1 But Jesus went to the Mount of Olives.
2 At dawn he appeared again in the temple courts, where all the people gathered around him, and he sat down to teach them. 3 The teachers of the law and the Pharisees brought in a woman caught in adultery. They made her stand before the group 4 and said to Jesus, “Teacher, this woman was caught in the act of adultery. 5 In the Law Moses commanded us to stone such women. Now what do you say?” 6 They were using this question as a trap, in order to have a basis for accusing him.
But Jesus bent down and started to write on the ground with his finger. 7 When they kept on questioning him, he straightened up and said to them, “Let any one of you who is without sin be the first to throw a stone at her.” 8 Again he stooped down and wrote on the ground.
9 At this, those who heard began to go away one at a time, the older ones first, until only Jesus was left, with the woman still standing there. 10 Jesus straightened up and asked her, “Woman, where are they? Has no one condemned you?”
11 “No one, sir,” she said.
“Then neither do I condemn you,” Jesus declared. “Go now and leave your life of sin.” (John 8)
A still of the woman taken in adultery from the 1920 film "Madame X." |
A familiar story.
Naturally enough, when we hear it, our attention is focused on the woman taken in adultery. What happens next, after all, means life or death to her.
Yet this is not at all where Jesus’s attention is focused, is it? He is instead busy writing something on the ground, so engrossed that he is not aware of what is happening with regard to the woman, and must ask her later for an account of what took place.

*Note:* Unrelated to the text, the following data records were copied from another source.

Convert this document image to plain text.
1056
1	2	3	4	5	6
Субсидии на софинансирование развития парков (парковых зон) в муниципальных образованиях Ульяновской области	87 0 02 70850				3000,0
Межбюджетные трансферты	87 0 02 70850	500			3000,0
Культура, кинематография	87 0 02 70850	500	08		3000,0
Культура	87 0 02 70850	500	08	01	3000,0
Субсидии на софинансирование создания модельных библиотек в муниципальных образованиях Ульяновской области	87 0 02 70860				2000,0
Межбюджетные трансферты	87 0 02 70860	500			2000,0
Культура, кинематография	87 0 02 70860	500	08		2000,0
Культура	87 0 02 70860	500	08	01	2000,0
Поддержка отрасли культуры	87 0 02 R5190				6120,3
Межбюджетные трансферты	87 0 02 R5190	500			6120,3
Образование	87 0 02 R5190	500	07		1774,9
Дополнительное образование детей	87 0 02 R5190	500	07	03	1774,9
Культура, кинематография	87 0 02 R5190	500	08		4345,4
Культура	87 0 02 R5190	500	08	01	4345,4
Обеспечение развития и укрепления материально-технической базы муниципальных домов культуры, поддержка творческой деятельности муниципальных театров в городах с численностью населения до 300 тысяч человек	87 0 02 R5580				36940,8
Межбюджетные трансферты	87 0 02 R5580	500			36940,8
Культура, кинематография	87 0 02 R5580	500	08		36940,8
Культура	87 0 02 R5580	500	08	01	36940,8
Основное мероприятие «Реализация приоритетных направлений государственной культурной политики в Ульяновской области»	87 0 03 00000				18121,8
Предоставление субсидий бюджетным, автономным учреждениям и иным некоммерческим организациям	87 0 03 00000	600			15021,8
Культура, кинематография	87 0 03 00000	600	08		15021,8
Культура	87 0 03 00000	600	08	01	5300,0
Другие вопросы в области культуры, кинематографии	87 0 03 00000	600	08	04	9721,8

William Blake's depiction of the woman taken in adultery. He is one of the few artists who seems to have gotten the point, and actually shows Jesus drawing on the ground. |
This is remarkable on the face of it. It seems to me obvious that the story is thereby directing us, in proper imitatio Christi, to focus our own attention on the writing on the ground.
We do not know what Jesus was writing (or drawing). Presumably, it does not matter what it was. What matters is that he was engaged in some act of creation. The fact that he was so thoroughly engaged as to be unaware of the dramatic events going on around him shows the kind of intense concentration characteristic of the artist at his art.
Part of the point of the story is that we should forgive sinners. But the larger part of the story is that the creation of art is more important to true Christian religion even than attending to morality, or to matters of life or death.